I would like to use this code snippet to update a files date and time stamp using there file name:
Example file names:
2009.07.04-03.42.01.mov
2019.06.08-01.12.08.mov
I get the following error "The action “Run Shell Script” encountered an error: “touch: out of range or illegal time specification: [[CC]YY]MMDDhhmm[.SS]”
How would I modify this code snippet?
for if in "$@"
do
date_Time=$(echo "$if" | awk '{ print substr( $0, 1, length($0)-7 ) }' | sed 's/\.//g' | sed 's/-//')
touch -t "$date_Time" "$if"
done
CodePudding user response:
The error message suggests that you passed in file names which do not match your examples. Perhaps modify your code to display an error message if it is called with no files at all, and remove the path if it is passed files with directory names.
As an aside, if
is a keyword, so you probably don't want to use it as a variable name, even though it is possible.
#!/bin/sh
if [ $# == 0 ]; then
echo "Syntax: $0 files ..." >&2
exit 1
fi
for f in "$@"
do
date_Time=$(echo "$f" | awk '{ sub(/.*\//, ""); gsub(/[^0-9] /, ""); print substr( $0, 1, length($0)-7 ) }')

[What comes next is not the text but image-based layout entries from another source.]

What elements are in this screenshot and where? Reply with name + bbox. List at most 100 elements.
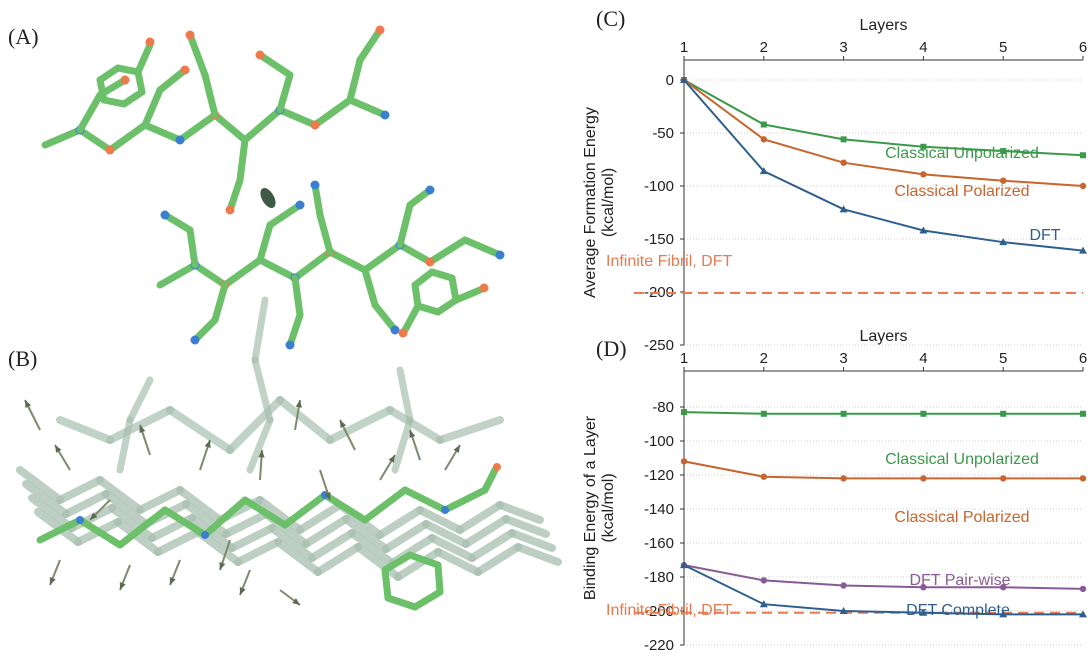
bond bbox=[286, 311, 304, 349]
bond bbox=[502, 515, 550, 538]
bond bbox=[411, 281, 422, 310]
y-axis-title: (kcal/mol) bbox=[600, 168, 617, 237]
y-tick-label: -140 bbox=[644, 501, 674, 518]
bond bbox=[228, 524, 276, 552]
y-axis-title: Binding Energy of a Layer bbox=[582, 415, 599, 600]
atom bbox=[185, 30, 195, 40]
bond bbox=[141, 121, 184, 144]
bond bbox=[416, 506, 464, 534]
bond bbox=[222, 510, 270, 538]
data-point bbox=[919, 608, 928, 616]
bond bbox=[182, 500, 230, 538]
data-point bbox=[920, 171, 927, 178]
bond bbox=[428, 534, 476, 562]
bond bbox=[386, 406, 444, 444]
bond bbox=[96, 476, 144, 514]
atom bbox=[380, 110, 390, 120]
bond bbox=[161, 506, 209, 539]
bond bbox=[234, 538, 282, 566]
bond bbox=[141, 86, 164, 129]
arrow-head bbox=[90, 512, 98, 520]
panel-label-a: (A) bbox=[8, 24, 39, 49]
x-tick-label: 2 bbox=[760, 39, 768, 56]
panel-label-c: (C) bbox=[596, 6, 626, 31]
atom bbox=[145, 37, 155, 47]
arrow-head bbox=[324, 492, 331, 500]
x-axis-title: Layers bbox=[859, 328, 907, 345]
bond bbox=[452, 286, 484, 304]
y-tick-label: -80 bbox=[652, 399, 674, 416]
bond bbox=[401, 486, 449, 514]
x-tick-label: 1 bbox=[680, 350, 688, 367]
data-point bbox=[1079, 246, 1087, 254]
series-label: Classical Polarized bbox=[894, 183, 1029, 200]
y-tick-label: -100 bbox=[644, 433, 674, 450]
bond bbox=[241, 106, 284, 144]
atom bbox=[398, 328, 408, 338]
series-line bbox=[683, 79, 1084, 157]
atom bbox=[190, 335, 200, 345]
data-point bbox=[759, 600, 768, 608]
x-tick-label: 4 bbox=[919, 39, 927, 56]
bond bbox=[311, 96, 354, 129]
bond bbox=[434, 561, 444, 596]
bond bbox=[56, 416, 114, 444]
y-tick-label: -150 bbox=[644, 231, 674, 248]
arrow-head bbox=[119, 582, 126, 590]
data-point bbox=[1000, 410, 1007, 417]
bond bbox=[342, 515, 390, 553]
bond bbox=[441, 486, 489, 514]
y-tick-label: -50 bbox=[652, 125, 674, 142]
bond bbox=[361, 241, 404, 274]
bond bbox=[268, 524, 316, 562]
bond bbox=[346, 56, 364, 104]
atom bbox=[425, 185, 435, 195]
x-tick-label: 4 bbox=[919, 350, 927, 367]
series-label: Classical Unpolarized bbox=[885, 451, 1039, 468]
bond bbox=[411, 588, 444, 611]
data-point bbox=[680, 561, 688, 569]
bond bbox=[266, 201, 304, 229]
bond bbox=[396, 201, 414, 249]
series-label: DFT Pair-wise bbox=[909, 572, 1010, 589]
bond bbox=[311, 181, 324, 219]
x-tick-label: 2 bbox=[760, 350, 768, 367]
data-point bbox=[680, 458, 688, 465]
bond bbox=[201, 496, 249, 539]
bond bbox=[191, 316, 219, 344]
bond bbox=[274, 538, 322, 576]
series-label: DFT Complete bbox=[906, 602, 1010, 619]
data-point bbox=[839, 205, 848, 213]
data-point bbox=[760, 121, 767, 128]
bond bbox=[154, 528, 202, 556]
bond bbox=[116, 416, 134, 474]
x-tick-label: 5 bbox=[999, 350, 1007, 367]
data-point bbox=[920, 410, 927, 417]
bond bbox=[76, 91, 104, 134]
bond bbox=[136, 486, 184, 514]
arrow-head bbox=[204, 440, 211, 448]
atom bbox=[375, 25, 385, 35]
bond bbox=[256, 256, 299, 282]
bond bbox=[321, 491, 369, 524]
bond bbox=[191, 261, 229, 289]
bond bbox=[226, 176, 244, 214]
data-point bbox=[1079, 182, 1087, 190]
atom bbox=[120, 75, 130, 85]
series-line bbox=[683, 564, 1084, 590]
y-tick-label: -220 bbox=[644, 637, 674, 654]
bond bbox=[156, 66, 189, 94]
bond bbox=[361, 486, 409, 524]
series-line bbox=[683, 411, 1083, 415]
bond bbox=[96, 64, 122, 84]
data-point bbox=[760, 136, 767, 143]
data-point bbox=[681, 409, 687, 416]
bond bbox=[251, 296, 269, 364]
arrow-head bbox=[169, 577, 176, 585]
atom bbox=[441, 506, 449, 514]
series-line bbox=[683, 460, 1083, 480]
x-tick-label: 3 bbox=[839, 350, 847, 367]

touch -t "$date_Time" "$if"
done
Notice also how I factored out the sed
scripts; Awk can do everything sed
can do, so I included the final transformation in the main script. (As an aside, sed 's/[-.]//g'
would do both in one go; or you could do sed -e 's/\.//' -e 's/-//'
with a single sed
invocation.)
If you use Bash, you could simplify this further:
#!/bin/bash
if [ $# == 0 ]; then
echo "Syntax: $0 files ..." >&2
exit 1
fi
for f in "$@"
do
base=${f##*/}
dt=${base//[!0-9]/}
dt=${dt:0:12}
case $dt in
[0-9][0-9][0-9][0-9][0-9][0-9][0-9][0-9][0-9][0-9][0-9][0-9])
touch -t "$dt" "$f";;
*) echo "$0: $f did not seem to contain a valid date ($dt)" >&2;;
esac
done
Notice also how the code now warns if it cannot extract exactly 14 digits from the file name. The parameter expansions are somewhat clumsy but a lot more efficient than calling Awk on each file name separately (and the Awk code wasn't particularly elegant or robust either anyway).

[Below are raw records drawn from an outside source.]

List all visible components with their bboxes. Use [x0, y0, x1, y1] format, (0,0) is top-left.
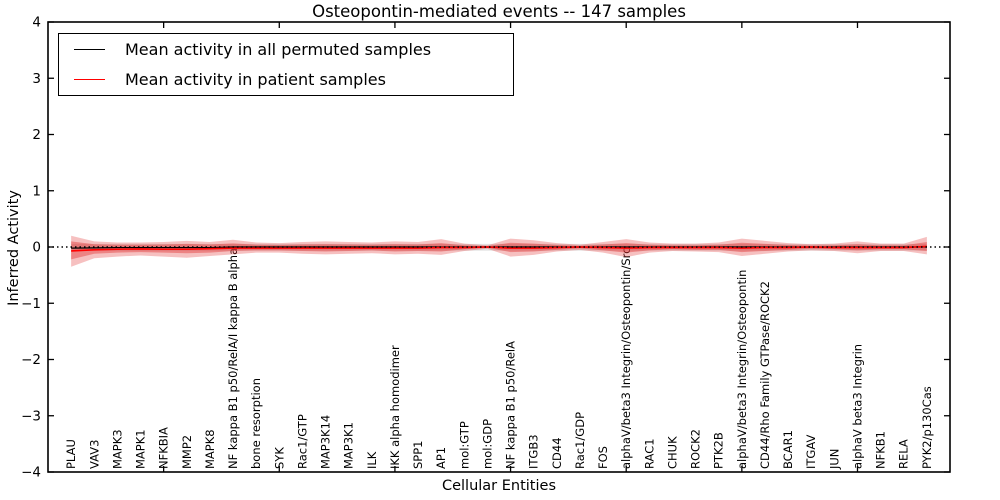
- x-category-label: MMP2: [180, 435, 194, 469]
- x-category-label: PYK2/p130Cas: [920, 386, 934, 469]
- legend-label-permuted: Mean activity in all permuted samples: [125, 40, 432, 60]
- x-category-label: SPP1: [411, 441, 425, 470]
- legend-item-patient: Mean activity in patient samples: [59, 65, 513, 93]
- band-patient-samples-spread-outer-: [71, 235, 927, 267]
- x-category-label: bone resorption: [249, 378, 263, 469]
- x-category-label: alphaV beta3 Integrin: [850, 344, 864, 469]
- x-category-label: PTK2B: [712, 432, 726, 469]
- x-category-label: mol:GDP: [480, 419, 494, 469]
- x-category-label: mol:GTP: [457, 421, 471, 469]
- y-tick-label: 3: [32, 71, 41, 87]
- x-category-label: NF kappa B1 p50/RelA: [504, 341, 518, 469]
- x-category-label: Rac1/GDP: [573, 412, 587, 469]
- x-category-label: NF kappa B1 p50/RelA/I kappa B alpha: [226, 248, 240, 469]
- permuted-line-swatch: [74, 49, 105, 51]
- chart-title: Osteopontin-mediated events -- 147 sampl…: [312, 2, 686, 21]
- x-category-label: RELA: [897, 439, 911, 469]
- x-category-label: Rac1/GTP: [295, 414, 309, 469]
- x-category-label: ROCK2: [689, 429, 703, 469]
- band-patient-samples-spread-inner-: [71, 241, 927, 260]
- legend-box: Mean activity in all permuted samples Me…: [58, 33, 514, 96]
- x-category-label: SYK: [272, 447, 286, 469]
- legend-label-patient: Mean activity in patient samples: [125, 69, 386, 89]
- x-category-label: RAC1: [642, 438, 656, 469]
- x-category-label: MAPK8: [203, 429, 217, 469]
- x-axis-label: Cellular Entities: [441, 478, 557, 494]
- x-category-label: IKK alpha homodimer: [388, 345, 402, 469]
- y-tick-label: −1: [21, 296, 41, 312]
- y-tick-label: 4: [32, 15, 41, 31]
- x-category-label: MAP3K1: [342, 422, 356, 469]
- y-tick-label: −3: [21, 408, 41, 424]
- x-category-label: CHUK: [665, 436, 679, 469]
- patient-line-swatch: [74, 78, 105, 80]
- x-category-label: ITGAV: [804, 435, 818, 469]
- x-category-label: alphaV/beta3 Integrin/Osteopontin/Src: [619, 248, 633, 469]
- y-tick-label: 1: [32, 183, 41, 199]
- x-category-label: ILK: [365, 451, 379, 469]
- x-category-label: VAV3: [87, 440, 101, 469]
- x-category-label: MAPK3: [110, 429, 124, 469]
- x-category-label: AP1: [434, 447, 448, 469]
- x-category-label: CD44: [550, 437, 564, 469]
- x-category-label: PLAU: [64, 439, 78, 469]
- y-tick-label: −2: [21, 352, 41, 368]
- x-category-label: alphaV/beta3 Integrin/Osteopontin: [735, 270, 749, 469]
- y-tick-label: 0: [32, 240, 41, 256]
- x-category-label: FOS: [596, 446, 610, 469]
- x-category-label: CD44/Rho Family GTPase/ROCK2: [758, 281, 772, 469]
- x-category-label: MAPK1: [134, 429, 148, 469]
- x-category-label: JUN: [827, 449, 841, 470]
- x-category-label: NFKBIA: [157, 427, 171, 469]
- x-category-label: MAP3K14: [319, 415, 333, 469]
- legend-item-permuted: Mean activity in all permuted samples: [59, 36, 513, 64]
- x-category-label: ITGB3: [527, 434, 541, 469]
- x-category-label: NFKB1: [874, 431, 888, 469]
- x-category-label: BCAR1: [781, 430, 795, 469]
- y-tick-label: −4: [21, 465, 41, 481]
- y-tick-label: 2: [32, 127, 41, 143]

CodePudding user response:
Quick and small bash function
setDateFileFromName() {
local _file _dtime
for _file ;do
_dtime="${_file%.*.mov}"
_dtime="${_dtime##*/}"
touch -t ${_dtime//[!0-9]/} "$_file"
done
}
Then
setDateFileFromName /path/to store dir/????.??.??-??.??.??.mov
Remark. This work with filenames formated as your sample. Any change in filename format will break this!